Aber, kunvla, kennst du 'San La Muerte'? Kein katholischer Heiliger, sondern (Zitat Wiki):  un personaje o entidad venerada en Latinoamérica. (No confundirse con La santa muerte.) Bitte dort weiterlesen.
Saludos.


----------



## kunvla

Das Digitale Wörterbuch der deutschen Sprache:


> *Gevatter* m.  ‘Pate, Onkel, Freund’, ahd. _gifatero_  ‘Taufzeuge, Pate’ (Hs. 12. Jh.), mhd. _gevater(e)_, mnd. _gevadder_, aengl. _gefædera_ ist Übersetzungswort der christlichen Missionstätigkeit von kirchenlat. _compater_  ‘geistlicher Mitvater, Taufzeuge’ (s.  Vater)  und bezeichnet den  ‘Taufzeugen’ in seinem Verhältnis zu den Eltern des  Täuflings, dann auch den  ‘Paten’ in seinem Verhältnis zum Täufling.  Seit dem 15. Jh. verliert _Gevatter_ allmählich seine kirchenrechtliche Bedeutung, wird weitgehend von  Pate  (s. d.) verdrängt und entwickelt sich zur vertraulichen Anrede für Freunde und Bekannte. Im Gegensatz zu _Vater_ bewahrt _Gevatter_ den alten kurzen Vokal.

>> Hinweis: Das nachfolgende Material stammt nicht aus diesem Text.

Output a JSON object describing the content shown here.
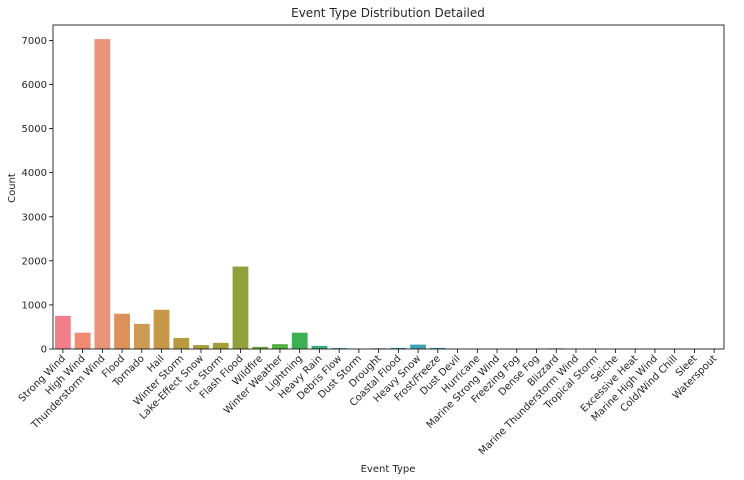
{
  "chart_data": {
    "type": "bar",
    "title": "Event Type Distribution Detailed",
    "xlabel": "Event Type",
    "ylabel": "Count",
    "ylim": [
      0,
      7350
    ],
    "yticks": [
      0,
      1000,
      2000,
      3000,
      4000,
      5000,
      6000,
      7000
    ],
    "grid": false,
    "categories": [
      "Strong Wind",
      "High Wind",
      "Thunderstorm Wind",
      "Flood",
      "Tornado",
      "Hail",
      "Winter Storm",
      "Lake-Effect Snow",
      "Ice Storm",
      "Flash Flood",
      "Wildfire",
      "Winter Weather",
      "Lightning",
      "Heavy Rain",
      "Debris Flow",
      "Dust Storm",
      "Drought",
      "Coastal Flood",
      "Heavy Snow",
      "Frost/Freeze",
      "Dust Devil",
      "Hurricane",
      "Marine Strong Wind",
      "Freezing Fog",
      "Dense Fog",
      "Blizzard",
      "Marine Thunderstorm Wind",
      "Tropical Storm",
      "Seiche",
      "Excessive Heat",
      "Marine High Wind",
      "Cold/Wind Chill",
      "Sleet",
      "Waterspout"
    ],
    "values": [
      750,
      370,
      7030,
      800,
      570,
      890,
      250,
      90,
      140,
      1870,
      50,
      110,
      370,
      70,
      20,
      5,
      15,
      25,
      100,
      25,
      5,
      3,
      3,
      3,
      5,
      15,
      3,
      10,
      3,
      3,
      3,
      3,
      3,
      3
    ],
    "colors": [
      "#f07f8b",
      "#ef8a70",
      "#e8957a",
      "#dd9158",
      "#cc9a52",
      "#c7974a",
      "#b89a3e",
      "#a89e3a",
      "#a49e3a",
      "#91a03a",
      "#6faa3e",
      "#55b043",
      "#3db056",
      "#36aa7a",
      "#35a98c",
      "#37a899",
      "#38a7a4",
      "#3aa5ad",
      "#3ca3b8",
      "#3fa0c4",
      "#4c9dd1",
      "#5f98dc",
      "#7890e6",
      "#8e88ea",
      "#a57fec",
      "#b876ea",
      "#c76ee6",
      "#d566df",
      "#e060d3",
      "#e660c5",
      "#ea5fb5",
      "#ed62a6",
      "#ef6597",
      "#f06b8b"
    ]
  }
}
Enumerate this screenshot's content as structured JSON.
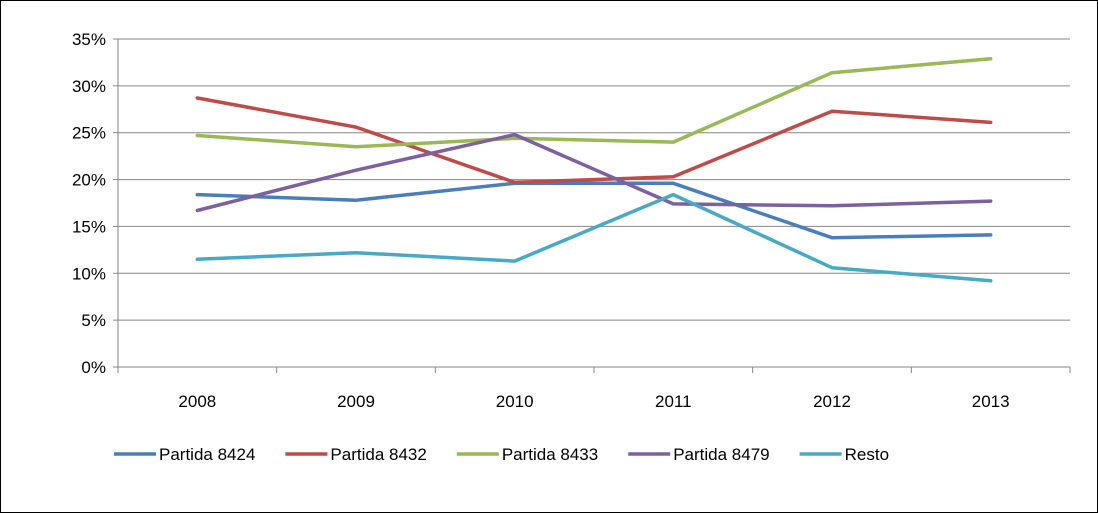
{
  "chart_data": {
    "type": "line",
    "categories": [
      "2008",
      "2009",
      "2010",
      "2011",
      "2012",
      "2013"
    ],
    "ylim": [
      0,
      35
    ],
    "yticks": [
      0,
      5,
      10,
      15,
      20,
      25,
      30,
      35
    ],
    "ytick_labels": [
      "0%",
      "5%",
      "10%",
      "15%",
      "20%",
      "25%",
      "30%",
      "35%"
    ],
    "grid": true,
    "legend_position": "bottom",
    "series": [
      {
        "name": "Partida 8424",
        "color": "#4a7ebb",
        "values": [
          18.4,
          17.8,
          19.6,
          19.6,
          13.8,
          14.1
        ]
      },
      {
        "name": "Partida 8432",
        "color": "#be4b48",
        "values": [
          28.7,
          25.6,
          19.7,
          20.3,
          27.3,
          26.1
        ]
      },
      {
        "name": "Partida 8433",
        "color": "#98b954",
        "values": [
          24.7,
          23.5,
          24.4,
          24.0,
          31.4,
          32.9
        ]
      },
      {
        "name": "Partida 8479",
        "color": "#7d60a0",
        "values": [
          16.7,
          21.0,
          24.8,
          17.4,
          17.2,
          17.7
        ]
      },
      {
        "name": "Resto",
        "color": "#46aac5",
        "values": [
          11.5,
          12.2,
          11.3,
          18.4,
          10.6,
          9.2
        ]
      }
    ]
  }
}
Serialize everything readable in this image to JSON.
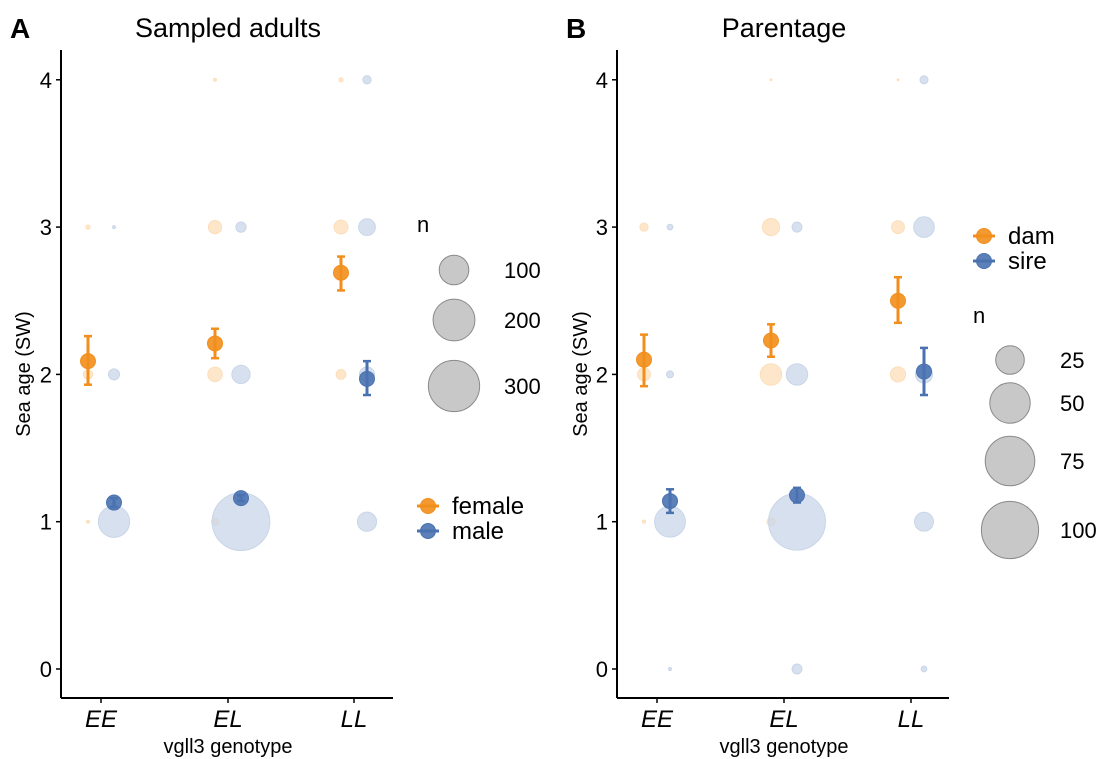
{
  "colors": {
    "female": "#F28E1C",
    "male": "#4A72B0",
    "female_light": "#FDDDB8",
    "male_light": "#C9D6E8",
    "size_legend_fill": "#C8C8C8",
    "size_legend_stroke": "#8A8A8A"
  },
  "chart_data": [
    {
      "type": "scatter",
      "panel_label": "A",
      "title": "Sampled adults",
      "xlabel": "vgll3 genotype",
      "ylabel": "Sea age (SW)",
      "categories": [
        "EE",
        "EL",
        "LL"
      ],
      "x_tick_labels": [
        "EE",
        "EL",
        "LL"
      ],
      "yticks": [
        "0",
        "1",
        "2",
        "3",
        "4"
      ],
      "ylim": [
        0,
        4
      ],
      "grid": false,
      "size_legend_title": "n",
      "size_legend": [
        {
          "n": 100,
          "label": "100"
        },
        {
          "n": 200,
          "label": "200"
        },
        {
          "n": 300,
          "label": "300"
        }
      ],
      "color_legend": [
        {
          "key": "female",
          "label": "female"
        },
        {
          "key": "male",
          "label": "male"
        }
      ],
      "counts": [
        {
          "sex": "female",
          "genotype": "EE",
          "age": 1,
          "n": 1
        },
        {
          "sex": "female",
          "genotype": "EE",
          "age": 2,
          "n": 10
        },
        {
          "sex": "female",
          "genotype": "EE",
          "age": 3,
          "n": 2
        },
        {
          "sex": "female",
          "genotype": "EL",
          "age": 1,
          "n": 6
        },
        {
          "sex": "female",
          "genotype": "EL",
          "age": 2,
          "n": 24
        },
        {
          "sex": "female",
          "genotype": "EL",
          "age": 3,
          "n": 20
        },
        {
          "sex": "female",
          "genotype": "EL",
          "age": 4,
          "n": 1
        },
        {
          "sex": "female",
          "genotype": "LL",
          "age": 2,
          "n": 11
        },
        {
          "sex": "female",
          "genotype": "LL",
          "age": 3,
          "n": 22
        },
        {
          "sex": "female",
          "genotype": "LL",
          "age": 4,
          "n": 2
        },
        {
          "sex": "male",
          "genotype": "EE",
          "age": 1,
          "n": 112
        },
        {
          "sex": "male",
          "genotype": "EE",
          "age": 2,
          "n": 14
        },
        {
          "sex": "male",
          "genotype": "EE",
          "age": 3,
          "n": 1
        },
        {
          "sex": "male",
          "genotype": "EL",
          "age": 1,
          "n": 380
        },
        {
          "sex": "male",
          "genotype": "EL",
          "age": 2,
          "n": 38
        },
        {
          "sex": "male",
          "genotype": "EL",
          "age": 3,
          "n": 12
        },
        {
          "sex": "male",
          "genotype": "LL",
          "age": 1,
          "n": 42
        },
        {
          "sex": "male",
          "genotype": "LL",
          "age": 2,
          "n": 26
        },
        {
          "sex": "male",
          "genotype": "LL",
          "age": 3,
          "n": 32
        },
        {
          "sex": "male",
          "genotype": "LL",
          "age": 4,
          "n": 8
        }
      ],
      "means": [
        {
          "sex": "female",
          "genotype": "EE",
          "mean": 2.09,
          "low": 1.93,
          "high": 2.26
        },
        {
          "sex": "female",
          "genotype": "EL",
          "mean": 2.21,
          "low": 2.11,
          "high": 2.31
        },
        {
          "sex": "female",
          "genotype": "LL",
          "mean": 2.69,
          "low": 2.57,
          "high": 2.8
        },
        {
          "sex": "male",
          "genotype": "EE",
          "mean": 1.13,
          "low": 1.1,
          "high": 1.16
        },
        {
          "sex": "male",
          "genotype": "EL",
          "mean": 1.16,
          "low": 1.14,
          "high": 1.18
        },
        {
          "sex": "male",
          "genotype": "LL",
          "mean": 1.97,
          "low": 1.86,
          "high": 2.09
        }
      ]
    },
    {
      "type": "scatter",
      "panel_label": "B",
      "title": "Parentage",
      "xlabel": "vgll3 genotype",
      "ylabel": "Sea age (SW)",
      "categories": [
        "EE",
        "EL",
        "LL"
      ],
      "x_tick_labels": [
        "EE",
        "EL",
        "LL"
      ],
      "yticks": [
        "0",
        "1",
        "2",
        "3",
        "4"
      ],
      "ylim": [
        0,
        4
      ],
      "grid": false,
      "size_legend_title": "n",
      "size_legend": [
        {
          "n": 25,
          "label": "25"
        },
        {
          "n": 50,
          "label": "50"
        },
        {
          "n": 75,
          "label": "75"
        },
        {
          "n": 100,
          "label": "100"
        }
      ],
      "color_legend": [
        {
          "key": "female",
          "label": "dam"
        },
        {
          "key": "male",
          "label": "sire"
        }
      ],
      "counts": [
        {
          "sex": "female",
          "genotype": "EE",
          "age": 1,
          "n": 0.3
        },
        {
          "sex": "female",
          "genotype": "EE",
          "age": 2,
          "n": 5
        },
        {
          "sex": "female",
          "genotype": "EE",
          "age": 3,
          "n": 2
        },
        {
          "sex": "female",
          "genotype": "EL",
          "age": 1,
          "n": 2
        },
        {
          "sex": "female",
          "genotype": "EL",
          "age": 2,
          "n": 14
        },
        {
          "sex": "female",
          "genotype": "EL",
          "age": 3,
          "n": 9
        },
        {
          "sex": "female",
          "genotype": "EL",
          "age": 4,
          "n": 0.1
        },
        {
          "sex": "female",
          "genotype": "LL",
          "age": 2,
          "n": 7
        },
        {
          "sex": "female",
          "genotype": "LL",
          "age": 3,
          "n": 5
        },
        {
          "sex": "female",
          "genotype": "LL",
          "age": 4,
          "n": 0.1
        },
        {
          "sex": "male",
          "genotype": "EE",
          "age": 0,
          "n": 0.3
        },
        {
          "sex": "male",
          "genotype": "EE",
          "age": 1,
          "n": 29
        },
        {
          "sex": "male",
          "genotype": "EE",
          "age": 2,
          "n": 1.5
        },
        {
          "sex": "male",
          "genotype": "EE",
          "age": 3,
          "n": 1
        },
        {
          "sex": "male",
          "genotype": "EL",
          "age": 0,
          "n": 3
        },
        {
          "sex": "male",
          "genotype": "EL",
          "age": 1,
          "n": 99
        },
        {
          "sex": "male",
          "genotype": "EL",
          "age": 2,
          "n": 14
        },
        {
          "sex": "male",
          "genotype": "EL",
          "age": 3,
          "n": 3
        },
        {
          "sex": "male",
          "genotype": "LL",
          "age": 0,
          "n": 1
        },
        {
          "sex": "male",
          "genotype": "LL",
          "age": 1,
          "n": 11
        },
        {
          "sex": "male",
          "genotype": "LL",
          "age": 2,
          "n": 9
        },
        {
          "sex": "male",
          "genotype": "LL",
          "age": 3,
          "n": 13
        },
        {
          "sex": "male",
          "genotype": "LL",
          "age": 4,
          "n": 2
        }
      ],
      "means": [
        {
          "sex": "female",
          "genotype": "EE",
          "mean": 2.1,
          "low": 1.92,
          "high": 2.27
        },
        {
          "sex": "female",
          "genotype": "EL",
          "mean": 2.23,
          "low": 2.12,
          "high": 2.34
        },
        {
          "sex": "female",
          "genotype": "LL",
          "mean": 2.5,
          "low": 2.35,
          "high": 2.66
        },
        {
          "sex": "male",
          "genotype": "EE",
          "mean": 1.14,
          "low": 1.06,
          "high": 1.22
        },
        {
          "sex": "male",
          "genotype": "EL",
          "mean": 1.18,
          "low": 1.13,
          "high": 1.23
        },
        {
          "sex": "male",
          "genotype": "LL",
          "mean": 2.02,
          "low": 1.86,
          "high": 2.18
        }
      ]
    }
  ]
}
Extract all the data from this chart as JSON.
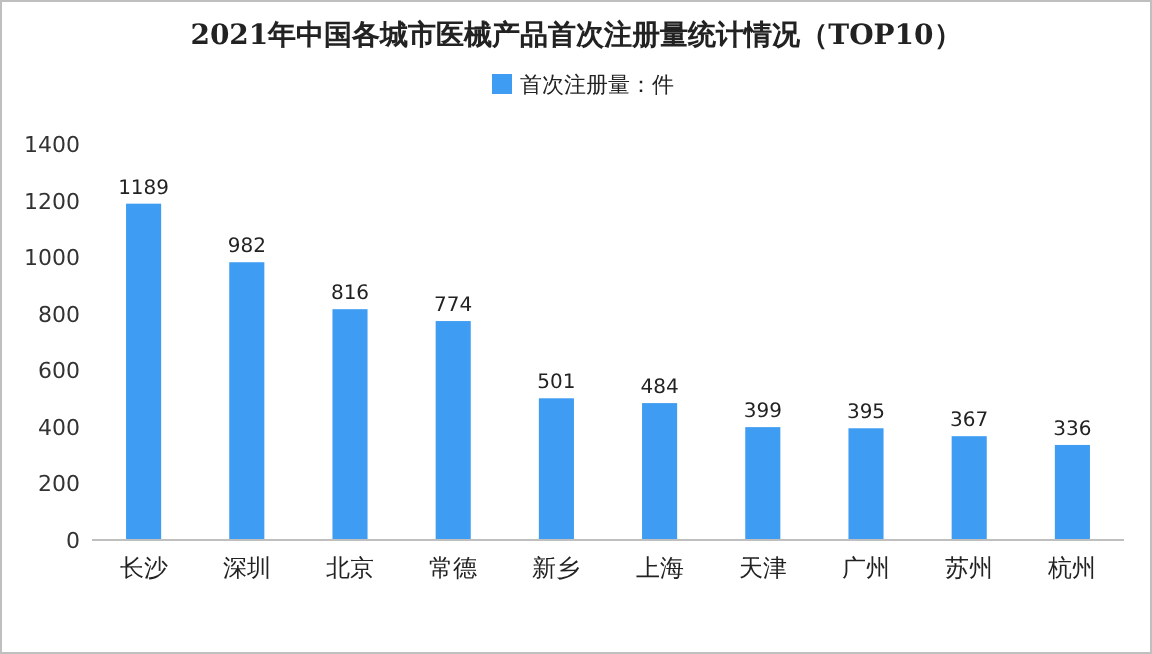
{
  "chart_data": {
    "type": "bar",
    "title": "2021年中国各城市医械产品首次注册量统计情况（TOP10）",
    "categories": [
      "长沙",
      "深圳",
      "北京",
      "常德",
      "新乡",
      "上海",
      "天津",
      "广州",
      "苏州",
      "杭州"
    ],
    "series": [
      {
        "name": "首次注册量：件",
        "color": "#3e9cf2",
        "values": [
          1189,
          982,
          816,
          774,
          501,
          484,
          399,
          395,
          367,
          336
        ]
      }
    ],
    "ylim": [
      0,
      1400
    ],
    "yticks": [
      0,
      200,
      400,
      600,
      800,
      1000,
      1200,
      1400
    ],
    "legend": "top",
    "data_labels": true
  }
}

> Früher bezeugt ist die fem. Form ahd. _gifatera_  ‘Patin’, aber auch schon vertrauliche Anrede für eine ältere Person  ‘Alte’ (10. Jh.), mhd. _gevatere_, seit dem 15. Jh. dafür *Gevatterin*. – *Gevatterschaft* f.  ‘Patenschaft’, mhd. _gevaterschaft_.


Saludos,


----------